Abstract The aim of this study was to investigate the association of serum hyaluronidase and nitric oxide (NO) levels with arterial stiffness in patients with hypertension (HT) and diabetes mellitus (DM). A total of 101 patients with diagnosis of DM and HT were enrolled in this study. The patients were divided into three groups as follows: only hypertensive (I), only diabetic (II) and both diabetic and hypertensive (III). Serum hyaluronidase levels were negatively correlated with aortic strain (AS) and aortic distensibility (AOD) in all groups, whereas a significant positive correlation was noted between serum hyaluronidase levels and aortic strain index (ASI) (all p-values < 0.05).

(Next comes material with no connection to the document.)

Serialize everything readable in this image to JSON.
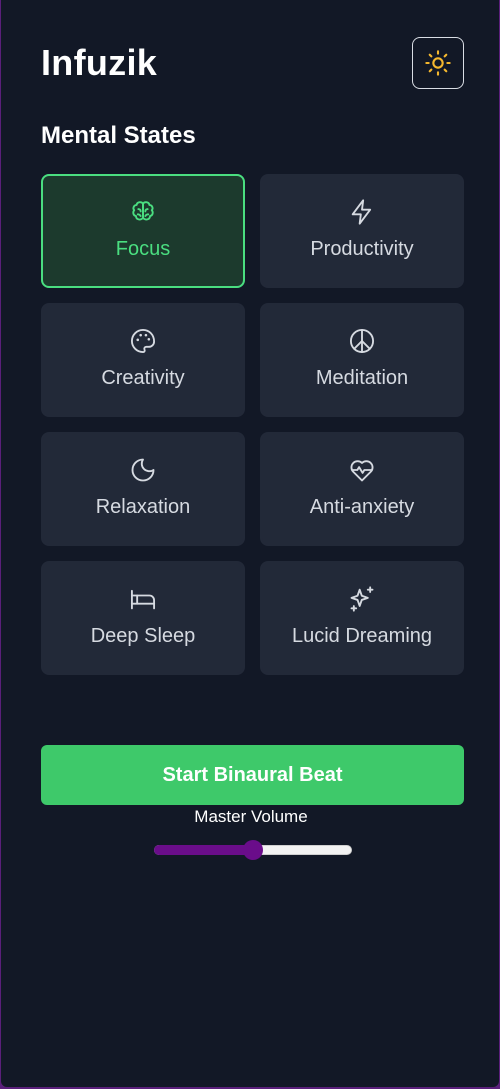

There was a significant negative correlation between serum hyaluronidase and NO levels in all patients (p < 0.001). When the correlation between serum hyaluronidase and serum NO levels was investigated in the individual patient groups, a negative correlation was found in groups I, II and III (p = 0.017, p < 0.001 and p < 0.001, respectively). A significant relationship between plasma hyaluronidase level and parameters of aortic stiffness was found in patients with HT and/or DM. We suggest that the pathophysiological mechanisms responsible for the development of arterial stiffness in subjects with impaired endothelial function may involve pathological changes in the HA metabolism.